Phase One involved older adults attending a community Day Program.  Five large themes emerged including: friendship and companionship; simplicity; happiness, uplifting and positive feelings; relaxing and reduced anxiety; and fun. Participants indicated the choir was an overall positive and enjoyable experience which facilitated making friends, and singing familiar songs in a group with others.

Phase Two focused on residents diagnosed with some type of cognitive disorder and focused on changes in pain, mood, anxiety, and energy from the beginning of each session to the end, and also overall change from the beginning of the choral sessions to end.

The average scores of all participant responses showed that for each of the 16 sessions, happiness and mood increased from pre to post-test. Energy increased for 14 sessions, pain decreased for 14 sessions, and anxiety decreased for 11 out of 16 sessions.  Qualitative data saw the emergence of nine major themes: community building/making friends; special moments; climate of positivity; music is therapy; singing makes me feel well/keeps me going; no anxiety at glee; increased mood, energy and alertness; I can do it; and, I love to sing.

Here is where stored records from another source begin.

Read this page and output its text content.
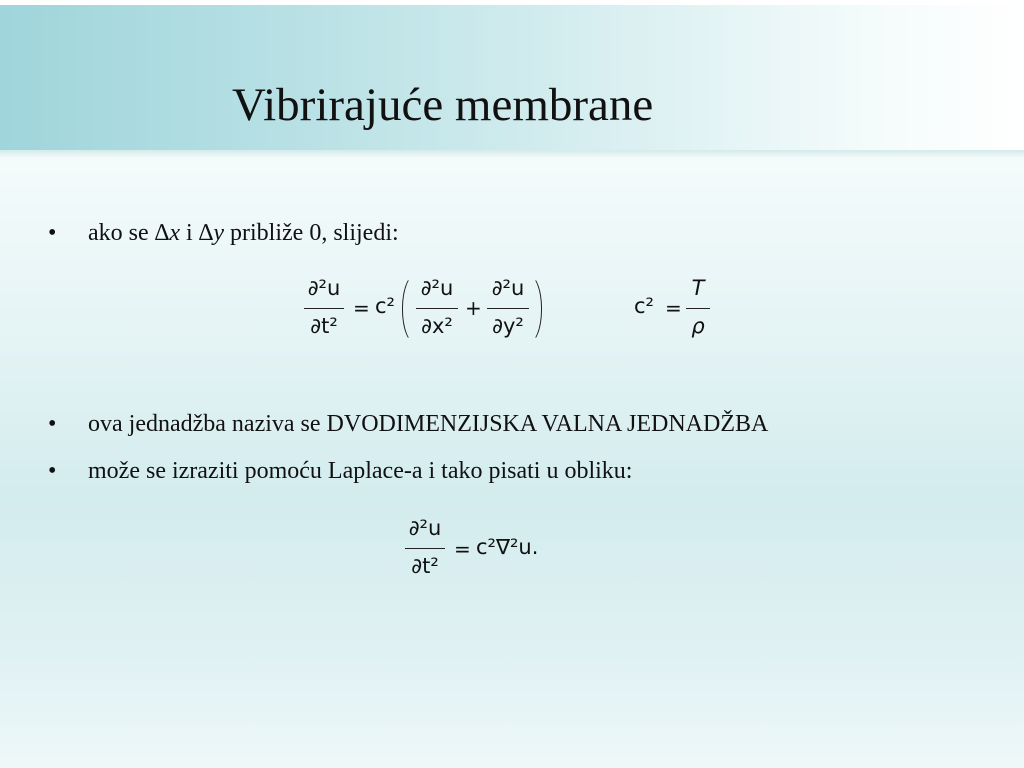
Vibrirajuće membrane
• ako se ∆x i ∆y približe 0, slijedi:
∂²u
∂t²
= c²
∂²u
∂x²
+
∂²u
∂y²
c² =
T
ρ
• ova jednadžba naziva se DVODIMENZIJSKA VALNA JEDNADŽBA
• može se izraziti pomoću Laplace-a i tako pisati u obliku:
∂²u
∂t²
= c²∇²u.
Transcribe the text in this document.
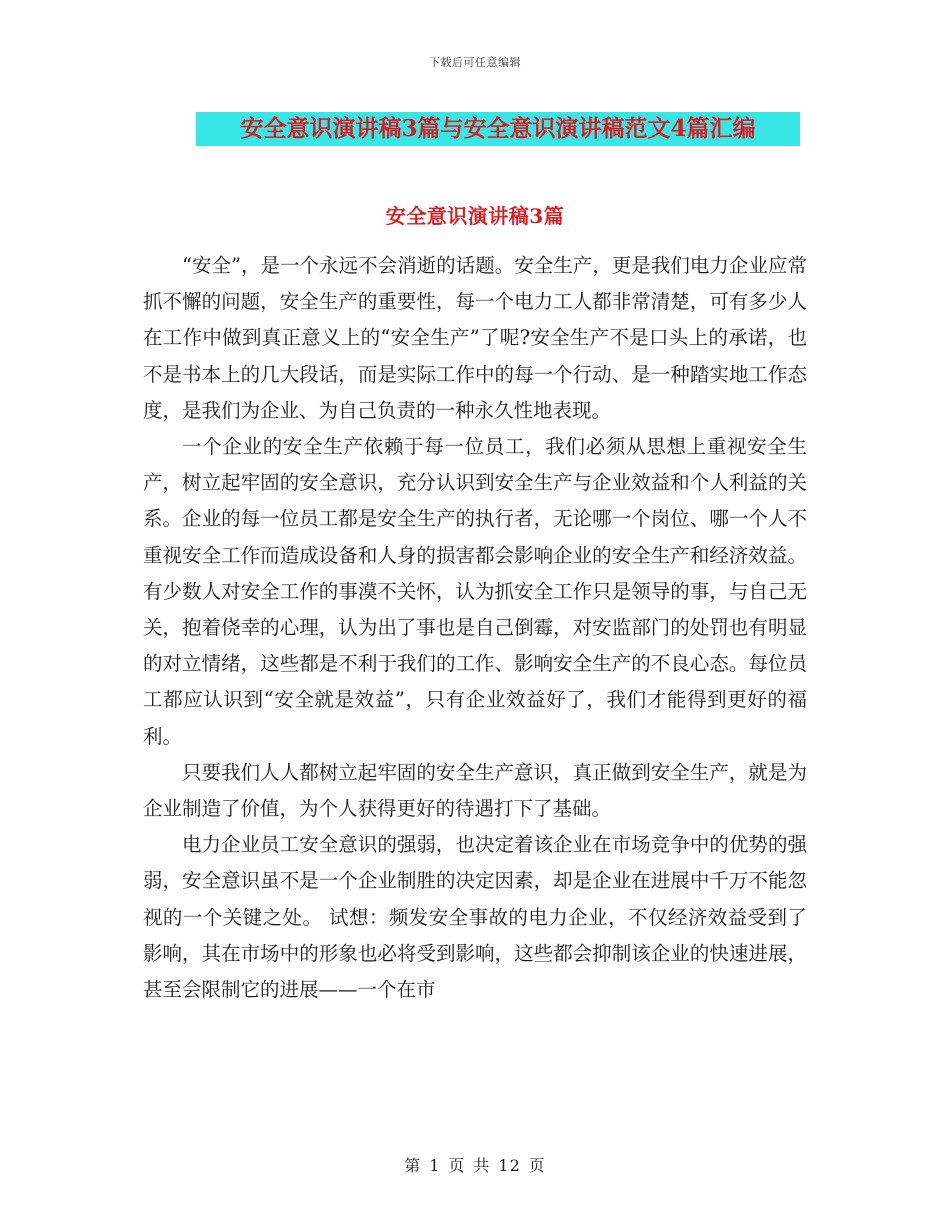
下载后可任意编辑
安全意识演讲稿3篇与安全意识演讲稿范文4篇汇编
安全意识演讲稿3篇

“安全”，是一个永远不会消逝的话题。安全生产，更是我们电力企业应常抓不懈的问题，安全生产的重要性，每一个电力工人都非常清楚，可有多少人在工作中做到真正意义上的“安全生产”了呢?安全生产不是口头上的承诺，也不是书本上的几大段话，而是实际工作中的每一个行动、是一种踏实地工作态度，是我们为企业、为自己负责的一种永久性地表现。

一个企业的安全生产依赖于每一位员工，我们必须从思想上重视安全生产，树立起牢固的安全意识，充分认识到安全生产与企业效益和个人利益的关系。企业的每一位员工都是安全生产的执行者，无论哪一个岗位、哪一个人不重视安全工作而造成设备和人身的损害都会影响企业的安全生产和经济效益。有少数人对安全工作的事漠不关怀，认为抓安全工作只是领导的事，与自己无关，抱着侥幸的心理，认为出了事也是自己倒霉，对安监部门的处罚也有明显的对立情绪，这些都是不利于我们的工作、影响安全生产的不良心态。每位员工都应认识到“安全就是效益”，只有企业效益好了，我们才能得到更好的福利。

只要我们人人都树立起牢固的安全生产意识，真正做到安全生产，就是为企业制造了价值，为个人获得更好的待遇打下了基础。

电力企业员工安全意识的强弱，也决定着该企业在市场竞争中的优势的强弱，安全意识虽不是一个企业制胜的决定因素，却是企业在进展中千万不能忽视的一个关键之处。 试想：频发安全事故的电力企业，不仅经济效益受到了影响，其在市场中的形象也必将受到影响，这些都会抑制该企业的快速进展，甚至会限制它的进展——一个在市

第 1 页 共 12 页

Phase Three is currently underway and will be wrapping up in December 2013.  The purpose of this study is to examine the effects of participating in a choir facilitated by a music therapist on the pain, mood, and energy of older adults and their caregivers (spouse, friend, relative, etc.).  This study focuses on older adults who are cognitively intact and/or diagnosed with dementia.

Research Questions
1) What if any are the changes in pain, mood, and energy from the beginning to the end of each session for the significant others/companions and residents singing in the choir?
2) Can singing in a choir facilitate the acquisition of therapeutic goals including: reducing pain, improving mood and energy, increasing social interaction, and improving quality of life?
3) What specific aspects of the choir do the residents and significant others find beneficial?
4) What are the perceived effects of the choir on residents as described by caregivers/significant others of the residents?

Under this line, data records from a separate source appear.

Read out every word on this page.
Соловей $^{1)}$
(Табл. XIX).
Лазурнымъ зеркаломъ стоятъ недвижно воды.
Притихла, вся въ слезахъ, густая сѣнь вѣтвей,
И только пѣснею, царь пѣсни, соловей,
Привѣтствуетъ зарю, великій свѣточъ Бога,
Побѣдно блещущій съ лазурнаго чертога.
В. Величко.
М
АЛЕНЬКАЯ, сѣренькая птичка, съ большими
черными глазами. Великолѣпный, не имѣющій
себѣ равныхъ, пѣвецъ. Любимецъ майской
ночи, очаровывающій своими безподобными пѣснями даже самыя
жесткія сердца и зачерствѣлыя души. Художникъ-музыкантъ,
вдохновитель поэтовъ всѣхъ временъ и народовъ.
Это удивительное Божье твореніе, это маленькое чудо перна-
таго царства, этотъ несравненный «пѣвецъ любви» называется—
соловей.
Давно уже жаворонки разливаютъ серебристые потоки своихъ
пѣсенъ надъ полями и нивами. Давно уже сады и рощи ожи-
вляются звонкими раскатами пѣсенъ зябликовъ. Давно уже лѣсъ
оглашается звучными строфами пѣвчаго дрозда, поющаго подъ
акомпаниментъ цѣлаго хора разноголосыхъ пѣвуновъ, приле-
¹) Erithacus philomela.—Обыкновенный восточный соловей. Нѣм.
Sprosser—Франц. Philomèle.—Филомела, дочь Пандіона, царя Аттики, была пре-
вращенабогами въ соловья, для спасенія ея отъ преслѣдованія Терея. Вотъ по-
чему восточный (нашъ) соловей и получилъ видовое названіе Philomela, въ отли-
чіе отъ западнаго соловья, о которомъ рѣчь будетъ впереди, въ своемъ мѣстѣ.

The purpose of the proposed project is to examine the effects of choral singing with residents of Baycrest Apotex Centre diagnosed with Alzheimer’s Disease, Dementia, or Cognitive Impairment, and their caregivers.  This study, “Buddy’s Glee Club 3” aims to expand the research by focusing on the effects of singing in a choir with residents diagnosed with cognitive disorders, and to also examine the perceived effects of the choir on integrating care givers of the Apotex’s participants.

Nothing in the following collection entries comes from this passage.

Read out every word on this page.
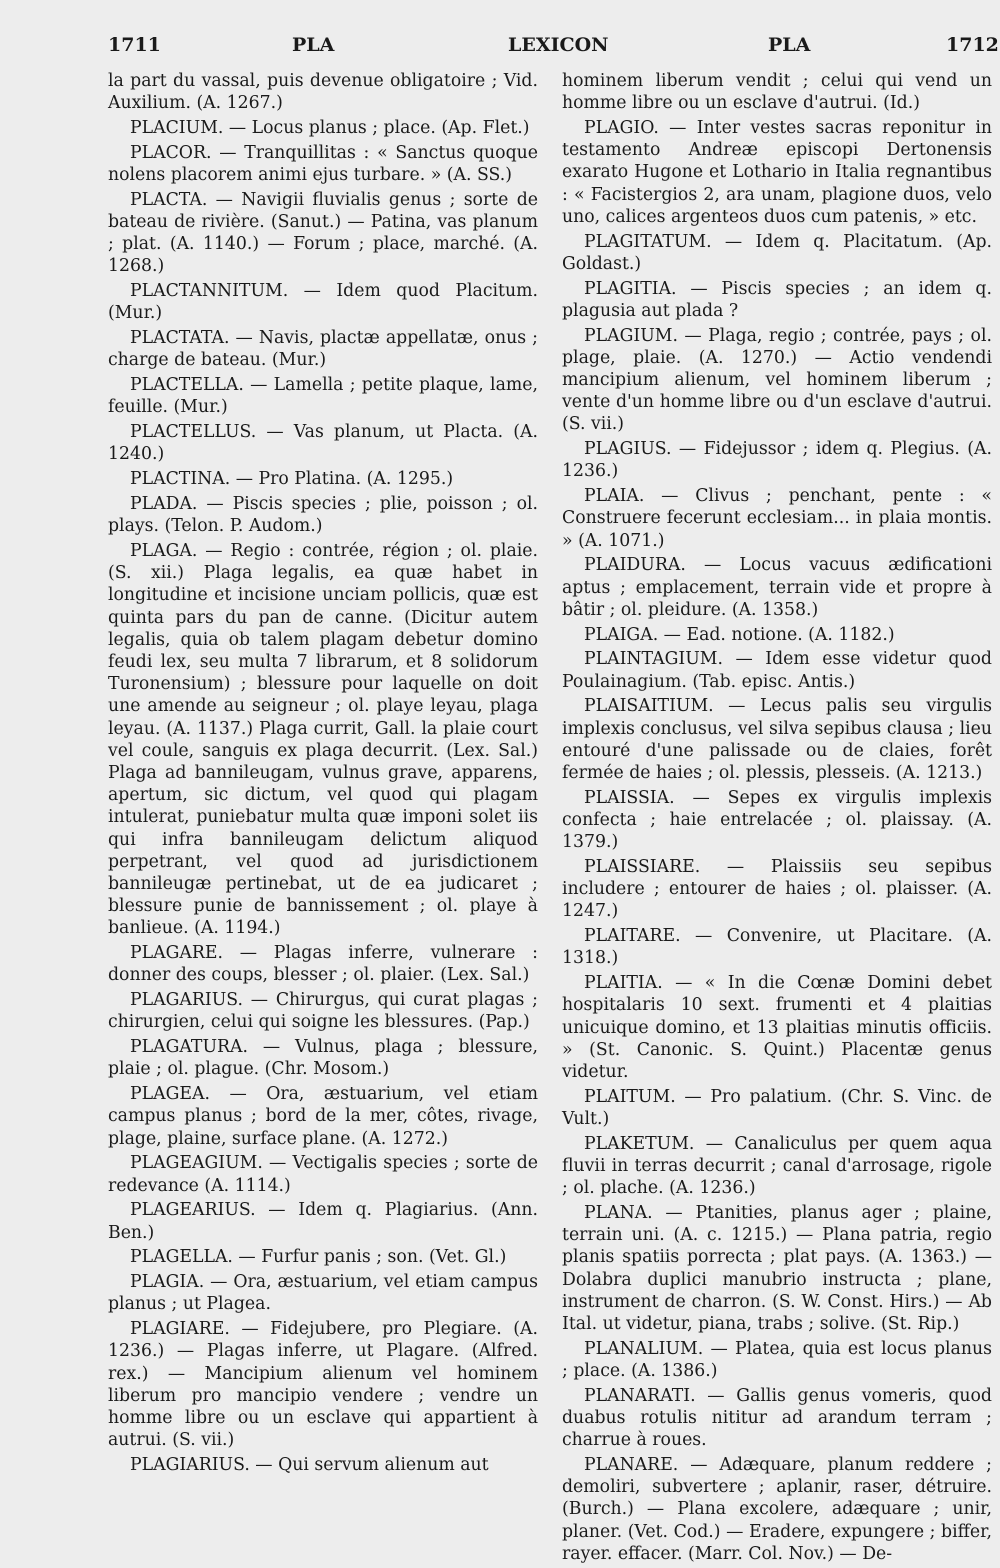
1711	PLA	LEXICON	PLA	1712

la part du vassal, puis devenue obligatoire ; Vid. Auxilium. (A. 1267.)

PLACIUM. — Locus planus ; place. (Ap. Flet.)

PLACOR. — Tranquillitas : « Sanctus quoque nolens placorem animi ejus turbare. » (A. SS.)

PLACTA. — Navigii fluvialis genus ; sorte de bateau de rivière. (Sanut.) — Patina, vas planum ; plat. (A. 1140.) — Forum ; place, marché. (A. 1268.)

PLACTANNITUM. — Idem quod Placitum. (Mur.)

PLACTATA. — Navis, plactæ appellatæ, onus ; charge de bateau. (Mur.)

PLACTELLA. — Lamella ; petite plaque, lame, feuille. (Mur.)

PLACTELLUS. — Vas planum, ut Placta. (A. 1240.)

PLACTINA. — Pro Platina. (A. 1295.)

PLADA. — Piscis species ; plie, poisson ; ol. plays. (Telon. P. Audom.)

PLAGA. — Regio : contrée, région ; ol. plaie. (S. xii.) Plaga legalis, ea quæ habet in longitudine et incisione unciam pollicis, quæ est quinta pars du pan de canne. (Dicitur autem legalis, quia ob talem plagam debetur domino feudi lex, seu multa 7 librarum, et 8 solidorum Turonensium) ; blessure pour laquelle on doit une amende au seigneur ; ol. playe leyau, plaga leyau. (A. 1137.) Plaga currit, Gall. la plaie court vel coule, sanguis ex plaga decurrit. (Lex. Sal.) Plaga ad bannileugam, vulnus grave, apparens, apertum, sic dictum, vel quod qui plagam intulerat, puniebatur multa quæ imponi solet iis qui infra bannileugam delictum aliquod perpetrant, vel quod ad jurisdictionem bannileugæ pertinebat, ut de ea judicaret ; blessure punie de bannissement ; ol. playe à banlieue. (A. 1194.)

PLAGARE. — Plagas inferre, vulnerare : donner des coups, blesser ; ol. plaier. (Lex. Sal.)

PLAGARIUS. — Chirurgus, qui curat plagas ; chirurgien, celui qui soigne les blessures. (Pap.)

PLAGATURA. — Vulnus, plaga ; blessure, plaie ; ol. plague. (Chr. Mosom.)

PLAGEA. — Ora, æstuarium, vel etiam campus planus ; bord de la mer, côtes, rivage, plage, plaine, surface plane. (A. 1272.)

PLAGEAGIUM. — Vectigalis species ; sorte de redevance (A. 1114.)

PLAGEARIUS. — Idem q. Plagiarius. (Ann. Ben.)

PLAGELLA. — Furfur panis ; son. (Vet. Gl.)

PLAGIA. — Ora, æstuarium, vel etiam campus planus ; ut Plagea.

PLAGIARE. — Fidejubere, pro Plegiare. (A. 1236.) — Plagas inferre, ut Plagare. (Alfred. rex.) — Mancipium alienum vel hominem liberum pro mancipio vendere ; vendre un homme libre ou un esclave qui appartient à autrui. (S. vii.)

PLAGIARIUS. — Qui servum alienum aut

hominem liberum vendit ; celui qui vend un homme libre ou un esclave d'autrui. (Id.)

PLAGIO. — Inter vestes sacras reponitur in testamento Andreæ episcopi Dertonensis exarato Hugone et Lothario in Italia regnantibus : « Facistergios 2, ara unam, plagione duos, velo uno, calices argenteos duos cum patenis, » etc.

PLAGITATUM. — Idem q. Placitatum. (Ap. Goldast.)

PLAGITIA. — Piscis species ; an idem q. plagusia aut plada ?

PLAGIUM. — Plaga, regio ; contrée, pays ; ol. plage, plaie. (A. 1270.) — Actio vendendi mancipium alienum, vel hominem liberum ; vente d'un homme libre ou d'un esclave d'autrui. (S. vii.)

PLAGIUS. — Fidejussor ; idem q. Plegius. (A. 1236.)

PLAIA. — Clivus ; penchant, pente : « Construere fecerunt ecclesiam... in plaia montis. » (A. 1071.)

PLAIDURA. — Locus vacuus ædificationi aptus ; emplacement, terrain vide et propre à bâtir ; ol. pleidure. (A. 1358.)

PLAIGA. — Ead. notione. (A. 1182.)

PLAINTAGIUM. — Idem esse videtur quod Poulainagium. (Tab. episc. Antis.)

PLAISAITIUM. — Lecus palis seu virgulis implexis conclusus, vel silva sepibus clausa ; lieu entouré d'une palissade ou de claies, forêt fermée de haies ; ol. plessis, plesseis. (A. 1213.)

PLAISSIA. — Sepes ex virgulis implexis confecta ; haie entrelacée ; ol. plaissay. (A. 1379.)

PLAISSIARE. — Plaissiis seu sepibus includere ; entourer de haies ; ol. plaisser. (A. 1247.)

PLAITARE. — Convenire, ut Placitare. (A. 1318.)

PLAITIA. — « In die Cœnæ Domini debet hospitalaris 10 sext. frumenti et 4 plaitias unicuique domino, et 13 plaitias minutis officiis. » (St. Canonic. S. Quint.) Placentæ genus videtur.

PLAITUM. — Pro palatium. (Chr. S. Vinc. de Vult.)

PLAKETUM. — Canaliculus per quem aqua fluvii in terras decurrit ; canal d'arrosage, rigole ; ol. plache. (A. 1236.)

PLANA. — Ptanities, planus ager ; plaine, terrain uni. (A. c. 1215.) — Plana patria, regio planis spatiis porrecta ; plat pays. (A. 1363.) — Dolabra duplici manubrio instructa ; plane, instrument de charron. (S. W. Const. Hirs.) — Ab Ital. ut videtur, piana, trabs ; solive. (St. Rip.)

PLANALIUM. — Platea, quia est locus planus ; place. (A. 1386.)

PLANARATI. — Gallis genus vomeris, quod duabus rotulis nititur ad arandum terram ; charrue à roues.

PLANARE. — Adæquare, planum reddere ; demoliri, subvertere ; aplanir, raser, détruire. (Burch.) — Plana excolere, adæquare ; unir, planer. (Vet. Cod.) — Eradere, expungere ; biffer, rayer. effacer. (Marr. Col. Nov.) — De-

This study will contain three different subject groups. The first subject group involves residents diagnosed with cognitive impairment and will focus on changes in pain, mood, social interactions, and energy from the beginning of each session to the end, and will also focus on overall change from the beginning of the choir sessions to the end of the choir sessions. The second subject group contains significant others’ (S.O.’s)/ caregivers of the residents, including spouses, children, relatives, or private caregivers. The S.O’s/ caregivers will also be examined to observe changes in pain, mood, and energy, and also their perceived benefits of the choir for themselves and their loved one/ friend. The third group consists of Baycrest staff, volunteers and/or students who are involved in each week’s session.